Isso também é radicalmente diferente de outros jogos que exploram a interatividade para contarem suas histórias: um RPG com várias escolhas e histórias que se desenvolvem de maneira diferente de acordo com essas escolhas contam um trajeto similar com diferentes nuances. Em Her Story há apenas uma história – os acontecimentos relatados ocorreram há muitos anos e o jogador não tem qualquer influência sobre o seu desenrolar. Seu único papel consiste em ver esses fragmentos, juntar essas peças, e tentar entender a história que surge a sua maneira.

Eu cheguei ao ponto em que “entendi” a história pela primeira vez. Vi os créditos. Fui fazer outras coisas. Mas ainda haviam perguntas sem respostas, e eu mal havia visto 50% dos vídeos no banco de dados. Poderia haver algo mais? Liguei de novo o jogo. Fiz novas buscas. Novas suposições. Novas pequenas histórias, apenas tangencialmente relacionadas à história principal (ou não?).
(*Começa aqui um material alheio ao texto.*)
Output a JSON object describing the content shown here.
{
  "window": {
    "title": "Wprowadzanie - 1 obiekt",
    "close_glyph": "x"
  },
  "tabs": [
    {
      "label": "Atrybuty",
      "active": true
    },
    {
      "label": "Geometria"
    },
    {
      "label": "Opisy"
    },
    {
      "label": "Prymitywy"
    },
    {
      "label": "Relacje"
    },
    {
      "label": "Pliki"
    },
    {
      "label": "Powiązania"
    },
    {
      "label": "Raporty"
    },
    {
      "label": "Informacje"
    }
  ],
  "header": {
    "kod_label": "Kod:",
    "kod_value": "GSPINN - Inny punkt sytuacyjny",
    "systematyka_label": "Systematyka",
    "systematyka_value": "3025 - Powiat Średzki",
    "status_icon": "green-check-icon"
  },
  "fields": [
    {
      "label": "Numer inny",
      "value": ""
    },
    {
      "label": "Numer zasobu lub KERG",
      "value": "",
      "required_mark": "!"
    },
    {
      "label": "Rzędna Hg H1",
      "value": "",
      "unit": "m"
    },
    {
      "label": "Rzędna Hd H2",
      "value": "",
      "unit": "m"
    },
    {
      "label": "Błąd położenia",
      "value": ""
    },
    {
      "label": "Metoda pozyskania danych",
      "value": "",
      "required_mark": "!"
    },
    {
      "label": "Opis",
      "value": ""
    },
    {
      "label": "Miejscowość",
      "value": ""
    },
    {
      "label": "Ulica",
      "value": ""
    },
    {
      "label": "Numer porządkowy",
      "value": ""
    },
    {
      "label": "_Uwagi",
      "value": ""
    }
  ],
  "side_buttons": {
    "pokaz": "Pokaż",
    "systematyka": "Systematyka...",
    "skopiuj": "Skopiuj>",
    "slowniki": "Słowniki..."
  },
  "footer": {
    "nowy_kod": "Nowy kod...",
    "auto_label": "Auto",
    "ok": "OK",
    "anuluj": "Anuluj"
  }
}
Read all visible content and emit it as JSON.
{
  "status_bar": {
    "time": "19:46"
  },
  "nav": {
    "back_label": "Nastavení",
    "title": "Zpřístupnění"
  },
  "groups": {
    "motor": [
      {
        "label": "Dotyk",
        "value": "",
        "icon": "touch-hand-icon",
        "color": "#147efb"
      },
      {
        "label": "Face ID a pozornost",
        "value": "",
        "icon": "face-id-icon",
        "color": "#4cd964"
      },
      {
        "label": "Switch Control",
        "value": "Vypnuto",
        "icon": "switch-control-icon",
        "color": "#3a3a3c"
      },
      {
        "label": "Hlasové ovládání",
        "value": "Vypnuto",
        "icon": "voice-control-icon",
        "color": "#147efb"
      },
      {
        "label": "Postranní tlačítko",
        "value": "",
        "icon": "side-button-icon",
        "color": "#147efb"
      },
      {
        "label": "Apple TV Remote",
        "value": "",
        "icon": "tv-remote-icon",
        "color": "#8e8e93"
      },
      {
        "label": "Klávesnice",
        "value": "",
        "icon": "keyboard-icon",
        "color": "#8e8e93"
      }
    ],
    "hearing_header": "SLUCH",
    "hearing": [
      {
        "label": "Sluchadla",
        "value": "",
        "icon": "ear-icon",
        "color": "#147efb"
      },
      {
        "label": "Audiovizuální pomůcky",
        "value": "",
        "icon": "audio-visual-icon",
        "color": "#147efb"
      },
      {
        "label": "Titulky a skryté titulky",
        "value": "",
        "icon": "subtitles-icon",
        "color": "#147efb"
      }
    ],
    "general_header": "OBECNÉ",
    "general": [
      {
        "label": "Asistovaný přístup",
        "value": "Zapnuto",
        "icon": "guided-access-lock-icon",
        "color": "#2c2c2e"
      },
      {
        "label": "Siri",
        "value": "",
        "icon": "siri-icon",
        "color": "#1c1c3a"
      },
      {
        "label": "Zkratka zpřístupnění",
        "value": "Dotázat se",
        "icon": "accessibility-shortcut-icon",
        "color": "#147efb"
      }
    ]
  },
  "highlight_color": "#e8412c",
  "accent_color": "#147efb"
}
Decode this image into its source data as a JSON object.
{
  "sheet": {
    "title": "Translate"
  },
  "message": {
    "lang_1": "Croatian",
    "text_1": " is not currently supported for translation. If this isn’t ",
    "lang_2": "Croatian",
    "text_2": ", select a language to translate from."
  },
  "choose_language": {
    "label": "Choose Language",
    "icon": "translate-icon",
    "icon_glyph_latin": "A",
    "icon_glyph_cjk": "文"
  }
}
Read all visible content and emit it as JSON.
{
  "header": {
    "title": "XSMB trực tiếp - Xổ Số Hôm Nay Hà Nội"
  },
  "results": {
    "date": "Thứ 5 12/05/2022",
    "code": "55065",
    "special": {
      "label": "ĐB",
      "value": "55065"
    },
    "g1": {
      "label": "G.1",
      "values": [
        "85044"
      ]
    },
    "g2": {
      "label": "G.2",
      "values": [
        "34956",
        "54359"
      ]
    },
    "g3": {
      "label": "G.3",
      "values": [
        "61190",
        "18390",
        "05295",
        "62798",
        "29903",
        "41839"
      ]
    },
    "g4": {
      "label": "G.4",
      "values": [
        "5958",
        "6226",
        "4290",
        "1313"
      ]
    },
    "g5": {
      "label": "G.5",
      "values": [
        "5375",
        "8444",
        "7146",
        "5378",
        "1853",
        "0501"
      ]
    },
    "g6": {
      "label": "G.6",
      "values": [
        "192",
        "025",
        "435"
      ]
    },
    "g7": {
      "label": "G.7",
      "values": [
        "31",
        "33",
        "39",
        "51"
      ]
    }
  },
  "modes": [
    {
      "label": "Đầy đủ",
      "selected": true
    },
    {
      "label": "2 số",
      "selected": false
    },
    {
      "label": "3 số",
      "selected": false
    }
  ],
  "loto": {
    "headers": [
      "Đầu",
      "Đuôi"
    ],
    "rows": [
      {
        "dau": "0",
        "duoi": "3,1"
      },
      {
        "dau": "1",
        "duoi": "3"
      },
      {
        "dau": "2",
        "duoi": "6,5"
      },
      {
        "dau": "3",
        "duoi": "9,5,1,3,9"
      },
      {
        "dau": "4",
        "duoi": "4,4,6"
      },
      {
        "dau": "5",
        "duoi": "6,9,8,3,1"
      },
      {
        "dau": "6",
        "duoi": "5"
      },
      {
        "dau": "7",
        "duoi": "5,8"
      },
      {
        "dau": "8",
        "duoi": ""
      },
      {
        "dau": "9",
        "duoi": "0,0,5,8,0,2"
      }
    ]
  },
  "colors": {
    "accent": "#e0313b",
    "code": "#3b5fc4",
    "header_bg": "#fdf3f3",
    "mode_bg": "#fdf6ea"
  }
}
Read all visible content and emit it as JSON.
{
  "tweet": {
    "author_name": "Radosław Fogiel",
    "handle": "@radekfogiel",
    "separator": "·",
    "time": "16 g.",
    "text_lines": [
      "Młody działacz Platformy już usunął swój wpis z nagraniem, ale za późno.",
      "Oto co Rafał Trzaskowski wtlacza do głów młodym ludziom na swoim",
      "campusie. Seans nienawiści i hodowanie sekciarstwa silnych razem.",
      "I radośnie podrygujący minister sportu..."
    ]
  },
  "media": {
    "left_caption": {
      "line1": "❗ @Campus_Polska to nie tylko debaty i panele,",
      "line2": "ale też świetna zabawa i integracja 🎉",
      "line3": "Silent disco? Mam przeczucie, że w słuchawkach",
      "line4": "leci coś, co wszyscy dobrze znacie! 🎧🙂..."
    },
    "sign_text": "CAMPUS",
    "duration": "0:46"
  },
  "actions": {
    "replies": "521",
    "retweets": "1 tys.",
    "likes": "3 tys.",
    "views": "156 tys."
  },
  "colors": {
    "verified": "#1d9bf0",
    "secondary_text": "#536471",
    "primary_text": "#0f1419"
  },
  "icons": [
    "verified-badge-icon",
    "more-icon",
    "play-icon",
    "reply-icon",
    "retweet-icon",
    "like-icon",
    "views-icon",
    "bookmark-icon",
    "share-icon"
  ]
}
Entrei nas discussões do jogo no Steam. Vi outras teorias. Discordei de algumas, concordei com outras. Fiquei dias pensando sobre a história do jogo. Essa história que não era minha, como em tantos outros jogos, mas dela, mas que não mexeu menos comigo por conta disso.

HER STORY

Plataforma avaliada: PC | Desenvolvedor: Sam Barlow | Publisher: nenhum | Gênero: Quebra-cabeça/Puzzle

Her Story está disponível no Steam, em versões para Windows e Mac OS X.

3 comentários em “Um intrigante jeito de contar histórias chamado Her Story”

  1. Eu pensei um bocado em dar uma chance para esse jogo quando ele saiu, mas não gostava do estilo visual, e não me sentia muito seguro quanto a história, porque acho estranho experiências tão próximas da realidade, soa assustador também…

    Cindy de volta à ativa! Saudades do chocolate… Excelente análise, por sinal. 😉

    1. Obrigada 🙂

      O estilo visual dele é mesmo diferente, meio trash/retrô/filme B. Aliás, ele tem um estilo meio filme B mesmo, vou confessar, mas desde Pandora Directive tenho um soft spot para jogos com essa estética :p

      A história… bom, eu vi muita gente que não gostou, teve gente que teve alguns problemas com uma interpretação possível da história… bom, eu gostei bastante da “aventura” de desenrolar a história 🙂 mas como eu falei ali em cima, acho q depende de como vc vê essa história desenrolar…

    2. Ainda não cheguei a jogar Her Story, mas esse estilo visual antiguinho foi o que mais me chamou a atenção. Foi uma das coisas que me fez gostar de Gone Home também, essa tentativa de retratar com o máximo de fidelidade possível uma época passada (no caso, os anos 1990) e usá-la como pano de fundo.